U.S. Rep. John Dingell is offering an online outline of his proposal to place a $0.50-per-gallon tax on gasoline usage and a $50-per-ton tax on carbon emissions from fossil fuels.

Some details of the plan appear on the Michigan congressman’s website, and he asks his constituents to offer input. Dingell considers the plan essential to putting the U.S. on track towards a reduction in greenhouse-gas emissions of 60%-80% by 2050.

The gas tax would call for consumers to pay an extra $0.50 a gallon of any petroleum-based fuel, such as gasoline and kerosene, in addition to the existing levy. The government would phase in the tax over five years and adjust it for inflation, Dingell says.

Some auto industry executives, including Ford Motor Co.
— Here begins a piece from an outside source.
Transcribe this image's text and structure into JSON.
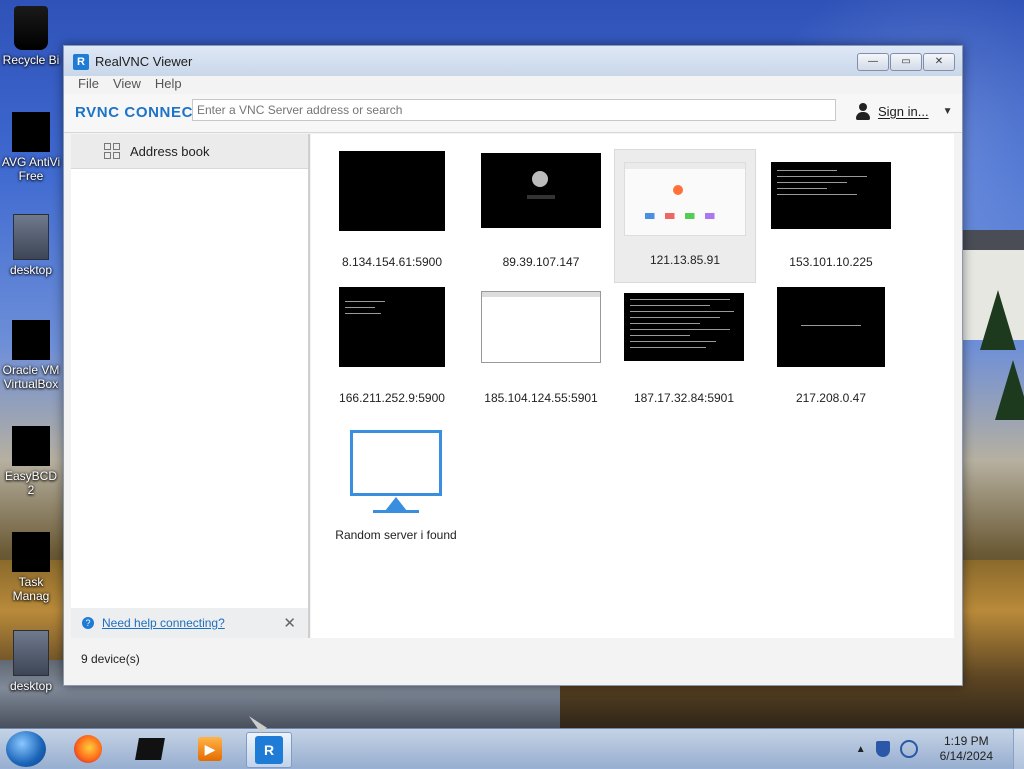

CEO Alan Mulally, have expressed interest in such an idea.

But the plan would exempt the new clean diesel, the lawmaker says, because its fuel-economy benefits (30%) surpass its emissions reduction (20%). Such a caveat may provide Detroit auto makers an incentive to broaden their diesel-vehicle portfolios.

Dingell’s proposal also exempts petroleum-free biofuels. Biofuels blended with petroleum, such as ethanol, only would be taxed on their petroleum portion, he offers.

The plan additionally calls for a $50-per-ton tax on carbon emissions from fossil fuels such as coal, including lignite and peat; petroleum and any petroleum product; and natural gas.

To balance his proposal, Dingell suggests eliminating the primary mortgage interest-rate deduction available for houses that are more than 3,000 sq.-ft. (914 m) in size.

“These homes have contributed to increased sprawl and longer commutes,” Dingell says in the outline. “Despite new homes in and of themselves being more energy efficient, the sheer size, sprawl and commutes lead to dramatically more energy use – or to put it more simply, a larger carbon footprint.”

The tax would exempt historic homes built before 1900, farm houses and homeowners who purchase carbon credits, a scheme in which the government allocates emissions credits to individuals on a per capita basis within the national carbon budget.

Individuals would surrender their credits when buying fuel or electricity. Those wanting or needing more energy would be able to partake in emissions trading to secure more credits.

Dingell’s proposal arrives as lawmakers in Washington hotly debate higher corporate average fuel economy standards.